Egalement en Côte d’Ivoire, deux trafiquants ont été condamnés à 6 mois de prison ferme par la justice ivoirienne en juin dernier. Ceux-ci exportaient des chimpanzés depuis l’Afrique de l’Ouest jusque dans les pays arabes et asiatiques.
«Il est nécessaire d'avoir conscience de l'enjeu de la conservation de ces animaux et pour cela, pas besoin d'être primatologue. Il faut juste vouloir les protéger, ne pas les tuer, ne pas détruire leurs habitats, ne pas introduire dans leurs milieux de vie des sources pathologiques. On doit revoir notre mode de consommation et les schémas de développement que nous traçons », préconise le professeur Inza Koné.
-Une Société africaine de primatologie (SAP) mise en place pour sauver l’espèce
De lundi à jeudi, 150 scientifiques issus de 26 pays de l’Afrique, se sont donc réunis à Abidjan, en Côte d’Ivoire pour créer la Société africaine de primatologie (SAP) à la tête de laquelle Koné Inza a été élu pour quatre ans.
La Société africaine de primatologie, créée à l’initiative du Centre suisse de recherche scientifique en Côte d’Ivoire et de l’Université Houphouët-Boigny à Bingerville (sud ivoirien), va permettre la mise en commun des connaissances, le lancement de projets spécifiques sur le continent, mais aussi de parler aux Africains d’une voix africaine, plus à même de convaincre les décideurs politiques, les autorités traditionnelles et les citoyens qu’il est fondamental de préserver les espèces sauvages.
« La société africaine de primatologie a plusieurs objectifs.
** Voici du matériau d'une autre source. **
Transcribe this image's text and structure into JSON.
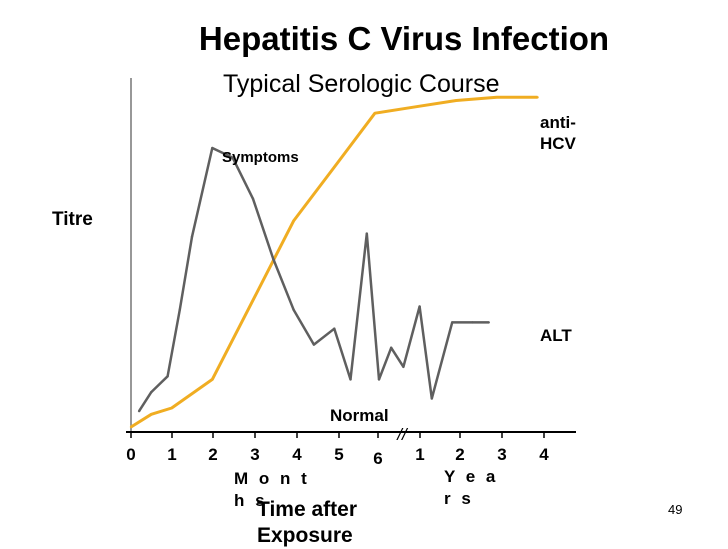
{
  "chart_data": {
    "type": "line",
    "title": "Hepatitis C Virus Infection",
    "subtitle": "Typical Serologic Course",
    "ylabel": "Titre",
    "xlabel": "Time after Exposure",
    "x_months_label": "M o n t h s",
    "x_years_label": "Y e a r s",
    "x_ticks": [
      "0",
      "1",
      "2",
      "3",
      "4",
      "5",
      "6",
      "1",
      "2",
      "3",
      "4"
    ],
    "x_break_marker": "//",
    "annotations": {
      "symptoms": "Symptoms",
      "normal": "Normal"
    },
    "ylim": [
      0,
      100
    ],
    "xlim": [
      0,
      10.7
    ],
    "series": [
      {
        "name": "anti-HCV",
        "color": "#f0ad22",
        "x": [
          0,
          0.5,
          1,
          2,
          3,
          4,
          5,
          6,
          7,
          8,
          9,
          10
        ],
        "y": [
          0,
          4,
          6,
          15,
          40,
          65,
          82,
          99,
          101,
          103,
          104,
          104
        ]
      },
      {
        "name": "ALT",
        "color": "#5f5f5f",
        "x": [
          0.2,
          0.5,
          0.9,
          1.2,
          1.5,
          2,
          2.5,
          3,
          3.5,
          4,
          4.5,
          5,
          5.4,
          5.8,
          6.1,
          6.4,
          6.7,
          7.1,
          7.4,
          7.9,
          8.4,
          8.8
        ],
        "y": [
          5,
          11,
          16,
          37,
          60,
          88,
          85,
          72,
          53,
          37,
          26,
          31,
          15,
          61,
          15,
          25,
          19,
          38,
          9,
          33,
          33,
          33
        ]
      }
    ]
  },
  "slide": {
    "page_number": "49"
  }
}
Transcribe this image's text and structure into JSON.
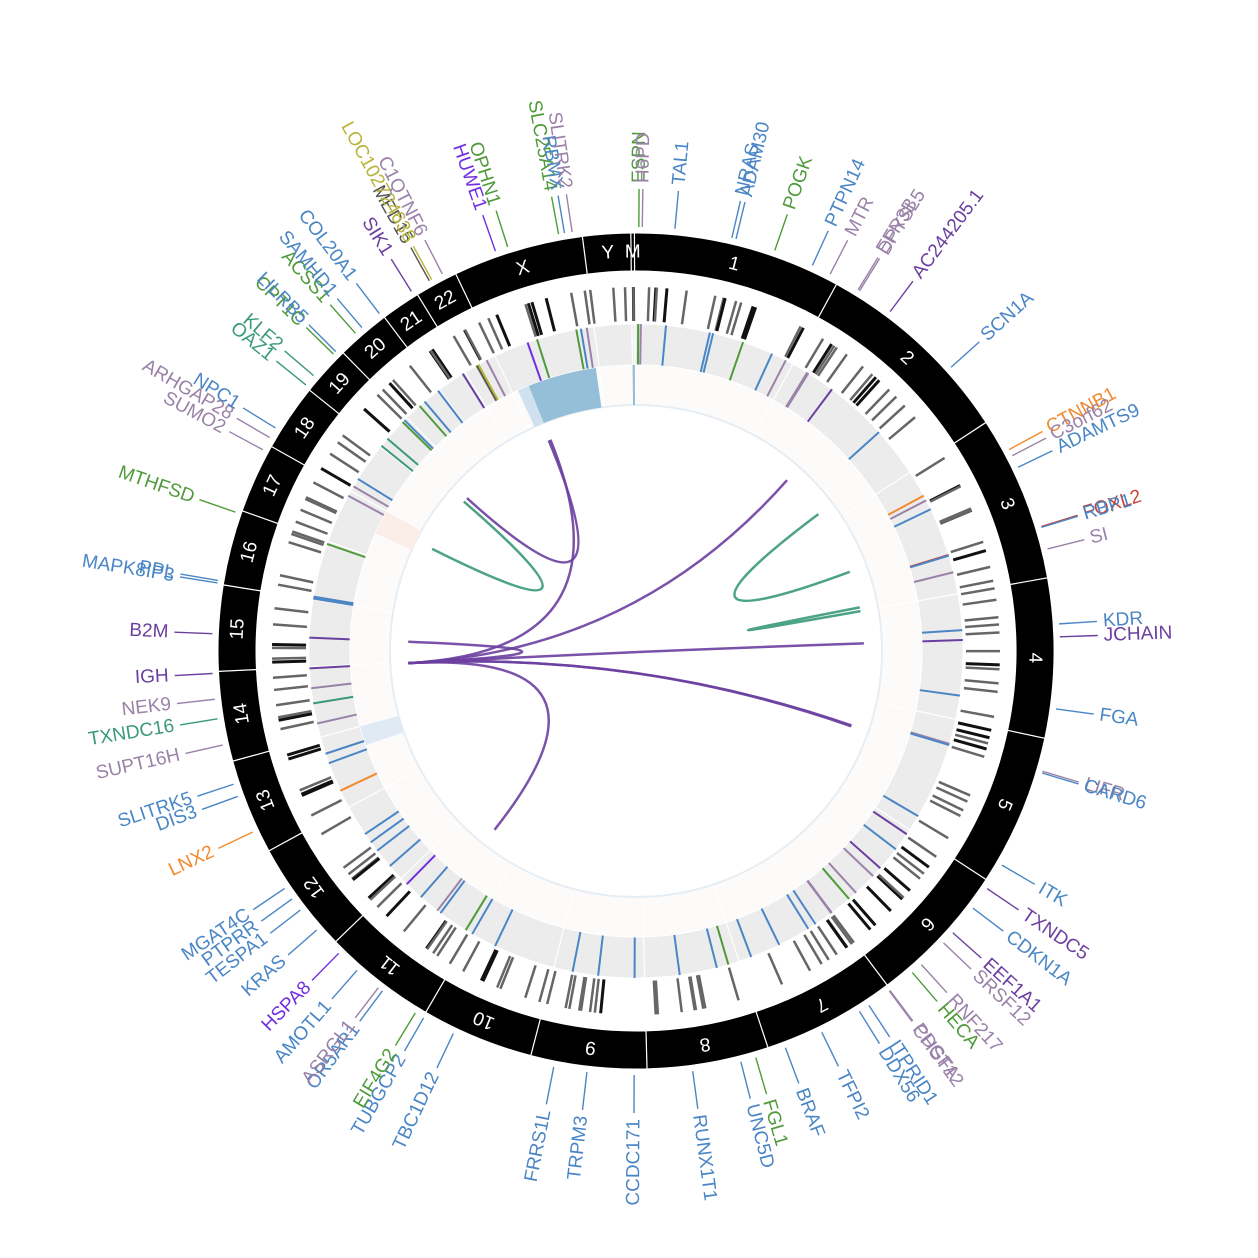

Le premier objectif est de faire en sorte que les primatologues africains se connaissent, qu’ils soient de plus en plus présents dans les fora internationaux. Qu’ils jouent des rôles dans les projets de conservation ou des projets de recherche. Ce que nous visons c’est que la primatologie sont davantage faite par des africains en Afrique. Il faut qu’on apprenne à mutualiser nos moyens », a conclu Koné Inza.